Plumb M A, Nicolas R H, Wright C A, Goodwin G H
Nucleic Acids Res. 1985 Jun 11;13(11):4047-65. doi: 10.1093/nar/13.11.4047.
DNA sequence-specific binding proteins eluted from chicken erythrocyte and thymus nuclei, and fractionated as described by Emerson and Felsenfeld (19), have been investigated by filter binding and footprint analyses. The erythrocyte nuclear protein fraction specifically binds to at least two sites within the 5' flanking chromatin hypersensitive site of the chicken beta A-globin gene, and to a site 5' to the human beta-globin gene. The major chicken beta A globin gene binding site [G)18CGGGTGG) and the human beta-globin gene binding site [TA)6(T)8C(T)4) occur at or near sequences which are hypersensitive to S1 nuclease cleavage in supercoiled plasmids. Downstream, the second chicken beta A-globin gene binding site includes the beta-globin gene CACCC consensus sequence. Filter binding studies also show other sequence specific binding activities to human N-ras and human (but not chicken) c-myc gene sequences.

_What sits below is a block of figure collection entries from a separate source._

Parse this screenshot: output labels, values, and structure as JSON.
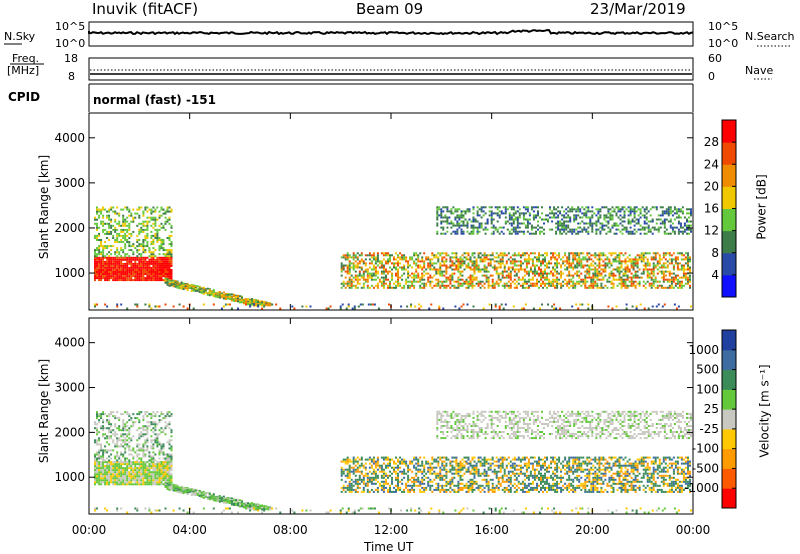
{
  "header": {
    "station": "Inuvik (fitACF)",
    "beam": "Beam 09",
    "date": "23/Mar/2019"
  },
  "strip_labels": {
    "nsky": "N.Sky",
    "nsky_top": "10^5",
    "nsky_bottom": "10^0",
    "nsearch": "N.Search",
    "nsearch_top": "10^5",
    "nsearch_bottom": "10^0",
    "freq_line1": "Freq.",
    "freq_line2": "[MHz]",
    "freq_top": "18",
    "freq_bottom": "8",
    "nave": "Nave",
    "nave_top": "60",
    "nave_bottom": "0",
    "cpid": "CPID",
    "mode": "normal (fast) -151"
  },
  "colors": {
    "power": [
      "#1010ff",
      "#2a4aa8",
      "#3c7c48",
      "#64c83c",
      "#f0c800",
      "#f08c00",
      "#f04a00",
      "#ff0000"
    ],
    "velocity": [
      "#ff0000",
      "#ff5a00",
      "#ff9a00",
      "#ffc800",
      "#c8c8c0",
      "#64c83c",
      "#3c8c5a",
      "#3c6ca0",
      "#2040a0"
    ]
  },
  "chart_data": [
    {
      "type": "heatmap",
      "name": "power",
      "ylabel": "Slant Range [km]",
      "xlabel": "",
      "colorbar_label": "Power [dB]",
      "colorbar_ticks": [
        "4",
        "8",
        "12",
        "16",
        "20",
        "24",
        "28"
      ],
      "y_ticks": [
        "1000",
        "2000",
        "3000",
        "4000"
      ],
      "ylim": [
        180,
        4550
      ],
      "xlim_hours": [
        0,
        24
      ]
    },
    {
      "type": "heatmap",
      "name": "velocity",
      "ylabel": "Slant Range [km]",
      "xlabel": "Time UT",
      "colorbar_label": "Velocity [m s⁻¹]",
      "colorbar_ticks": [
        "-1000",
        "-500",
        "-100",
        "-25",
        "25",
        "100",
        "500",
        "1000"
      ],
      "y_ticks": [
        "1000",
        "2000",
        "3000",
        "4000"
      ],
      "ylim": [
        180,
        4550
      ],
      "xlim_hours": [
        0,
        24
      ],
      "x_ticks": [
        "00:00",
        "04:00",
        "08:00",
        "12:00",
        "16:00",
        "20:00",
        "00:00"
      ]
    }
  ]
}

从鸡红细胞和胸腺细胞核中洗脱出来的、并按照艾默生和费尔森菲尔德(19)所述方法分级分离的DNA序列特异性结合蛋白,已通过滤膜结合和足迹分析进行了研究。红细胞核蛋白组分特异性结合于鸡βA-珠蛋白基因5'侧翼染色质超敏位点内的至少两个位点,以及人β-珠蛋白基因5'端的一个位点。主要的鸡βA珠蛋白基因结合位点[G)18CGGGTGG)与人β-珠蛋白基因结合位点[TA)6(T)8C(T)4)出现在超螺旋质粒中对S1核酸酶切割敏感的序列处或其附近。在下游,第二个鸡βA-珠蛋白基因结合位点包括β-珠蛋白基因的CACCC共有序列。滤膜结合研究还显示出对人N-ras和人(而非鸡)c-myc基因序列的其他序列特异性结合活性。